Очнулся я минут через пятнадцать — двадцать. Остро пахнет взрывчаткой. Первое ощущение — сильно печет. Осматриваюсь: верхушки деревьев точно срезаны бритвой, через просвет безжалостно палит солнце. Операционная палатка исчезла, словно растаяла в воздухе. Кто-то заботливо наклоняется надо мной, о чем-то спрашивает, но я не слышу. Долго всматриваюсь и узнаю командира медико-санитарного батальона. Он оттаскивает меня в сторону и укладывает на скошенное сено рядом с моим раненым.

— Ну, полежите, передохните немного, кажется, контузило вас малость.

Вернувшись к себе, я рассказал корпусному хирургу о сделанной мной операции.

— Как можно было в таких условиях делать полостную операцию? — развел тот руками.

— Что же, по-вашему, надо было ждать, когда раненый попадет в условия классической хирургии?

— А какая гарантия, что вы не внесли инфекцию? — покачал головой наш хирург.

— Гарантия, конечно, условная — в быстроте хирургической помощи. Зато совершенно безусловно: не окажи мы этой радикальной помощи в медсанбате, раненый не доехал бы до госпиталя. — Так начались мои разногласия с хирургом Шиловым.

За несколько дней я ознакомился со всем своим хозяйством: приданным корпусу полевым госпиталем, медсанбатами дивизий, полковыми медицинскими пунктами.

Медико-санитарный батальон дивизии Миронова удачно разместился на территории совхоза, у станции Вадино. Собственно, совхоз уже давно разрушен бомбежкой, но уцелел водопровод, осталось много соломы, рядом солидный лесной массив.

Хирург медсанбата Азбукин буквально валится с ног. Закончив операцию, он забегает в сортировочную палатку, просматривает раненых, решая, кого направить немедленно на операцию, а кто может следовать для излечения дальше, в тыл… Диагноз подсказанный порой не внешними признаками, а тем шестым чувством — интуицией, без которой немыслим подлинный хирург, не должен обмануть ни врача, ни раненого.

…Медленно, усталым движением Азбукин стянул с головы белую шапочку и вытер ею потный лоб.

— Дайте покурить…

Пока я доставал папиросы, он заснул, прислонясь к стволу дерева. Солнце уже заходило, когда я разбудил Азбукина. Медсанбат передвигался ближе к передовой Раненые были погружены.

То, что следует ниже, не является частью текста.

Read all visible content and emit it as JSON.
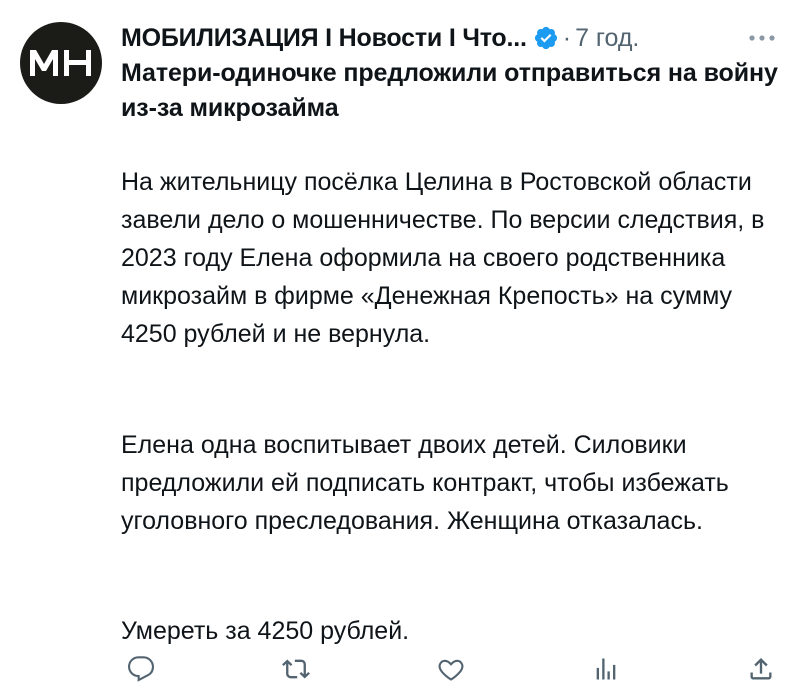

На одной из машин, крепко уцепившись за тюки с госпитальным имуществом, сидели вооруженные бойцы. Это были легкораненые, не пожелавшие эвакуироваться в тыл.

— И много вы таких везете? — спросил я Азбукина.

— Пока человек двадцать. Мы им, а они нам помогают. Обстрелянный, побывавший в бою солдат стоит троих новичков.

Наша армейская группа держится из последних сил. В ротах осталось по двадцать — тридцать бойцов. Говоришь и думаешь только о раненых, видишь только их совершенно забывая о здоровых. Встаешь и ложишься только с этой мыслью.

За десять дней войны враг захватил большие территории Украины, Белоруссии Прибалтики. На нашем фронте немцы продвинулись почти на четыреста километров вглубь страны.